Monthly Economic and Financial Developments, April 2015
Published: Tuesday June 2nd, 2015
Preliminary evidence suggests that the economy maintained a relatively mild growth trajectory over the month of April, supported by healthy gains in tourism output and stable foreign investment-led construction activity. The fiscal outcome showed a widening in the overall deficit over the eight months to February of FY2014/15, as higher spending negated growth in revenues. In the monetary sector, both liquidity and external reserves levels were buoyed by net foreign currency inflows from real sector activities.
First quarter 2015 data from the Ministry of Tourism showed that total visitor arrivals grew marginally by 0.8% to 1.8 million from end-December 2014, virtually in line with the gain posted in the comparable 2014 period. However, growth in the high value-added air segment strengthened to 8.9% from a mere 0.2%, for a 0.4 million arrival count; whereas, the dominant sea visitor component contracted by 1.2% to 1.4 million, a turnaround from 2014’s 0.9% upturn. By port of entry, total visitor arrivals to New Providence decreased by 8.0% to 0.9 million, in contrast to growth of 2.4% in the prior period, and was attributed to a 12.7% reduction in sea passengers, which outstripped the 5.8% improvement in air arrivals. Double digit gains in sea (48.7%) and air traffic (24.7%) boosted total visitors to Grand Bahama, by 43.6% to 0.2 million—to reverse last year’s 22.0% falloff. Similarly, the number of visitors to the Family Islands firmed by 4.2% to 0.6 million, explained by a 13.4% surge in air arrivals and a 3.3% gain in the sea component.
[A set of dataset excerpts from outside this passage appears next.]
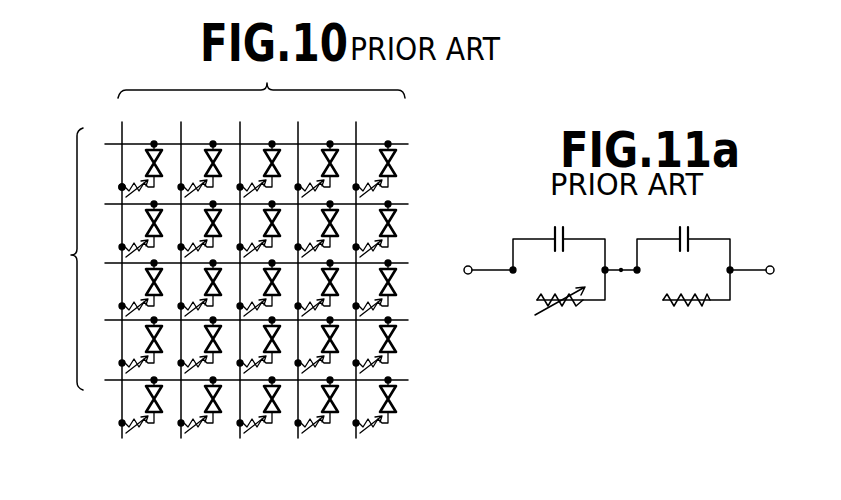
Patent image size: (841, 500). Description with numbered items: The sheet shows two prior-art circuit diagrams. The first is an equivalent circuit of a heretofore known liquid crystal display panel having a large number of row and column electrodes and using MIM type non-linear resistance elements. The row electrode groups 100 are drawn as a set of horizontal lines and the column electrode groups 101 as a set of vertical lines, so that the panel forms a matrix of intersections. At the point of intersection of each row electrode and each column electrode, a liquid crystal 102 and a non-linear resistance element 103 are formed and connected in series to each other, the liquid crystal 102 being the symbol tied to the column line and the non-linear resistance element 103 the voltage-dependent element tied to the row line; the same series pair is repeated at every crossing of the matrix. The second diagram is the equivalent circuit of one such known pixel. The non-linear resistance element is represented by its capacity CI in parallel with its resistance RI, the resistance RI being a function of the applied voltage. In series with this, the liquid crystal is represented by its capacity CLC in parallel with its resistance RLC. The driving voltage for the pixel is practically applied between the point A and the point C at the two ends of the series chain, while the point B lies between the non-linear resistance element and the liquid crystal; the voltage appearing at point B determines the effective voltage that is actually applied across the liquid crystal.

In FIG. 10, the row electrode groups 100 is at (58, 259).
In FIG. 10, the column electrode groups 101 is at (261, 78).
In FIG. 10, the liquid crystal 102 is at (161, 160).
In FIG. 10, the non-linear resistance element 103 is at (121, 185).
In FIG. 11A, the point A is at (463, 260).
In FIG. 11A, the point B is at (623, 257).
In FIG. 11A, the point C is at (774, 261).
In FIG. 11A, the capacity of the non-linear resistance element CI is at (553, 226).
In FIG. 11A, the resistance of the non-linear resistance element RI is at (560, 290).
In FIG. 11A, the capacity of the liquid crystal CLC is at (689, 226).
In FIG. 11A, the resistance of the liquid crystal RLC is at (686, 287).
The Government’s overall deficit for the eight months of FY2014/15 increased modestly by $7.6 million (2.9%) to $267.4 million, as an $82.4 million (7.0%) expansion in aggregate expenditure to $1,253.3 million, overshadowed the $74.8 million (8.2%) growth in total revenue to $986.0 million. Specifically, current spending grew by $56.6 million (5.5%) to $1,083.9 million, reflecting a $57.5 million (13.4%) rise in transfer payments to $486.2 million, as subsidies & other transfers and interest outlays advanced by $38.6 million (13.2%) and $18.9 million (13.8%), respectively. In contrast, consumption expenses fell marginally by $1.0 million (0.2%) to $597.7 million, due to a $30.2 million (15.2%) reduction in purchases of goods & services and a $29.2 million (7.3%) rise in personal emoluments. Capital outlays firmed by $19.3 million (19.1%) to $120.5 million, as asset acquisitions more than doubled to $30.1 million, associated with the purchase of new Defense Force ships. In terms of revenue, tax collections grew by $79.1 million (10.2%) to $855.5 million, as the Government received an estimated $36.4 million in Value Added Tax (VAT) receipts over the first two months of its implementation, while stamp taxes increased by $33.8 million (35.8%), business & professional fees by $9.5 million (13.1%) and selective taxes on services by $2.8 million (9.9%). In a modest offset, non-tax revenue fell by $7.1 million (5.3%) to $127.4 million, as income-related receipts contracted by $14.4 million (29.8%), outweighing the $6.8 million (7.9%) growth in fines, forfeits & administrative fees.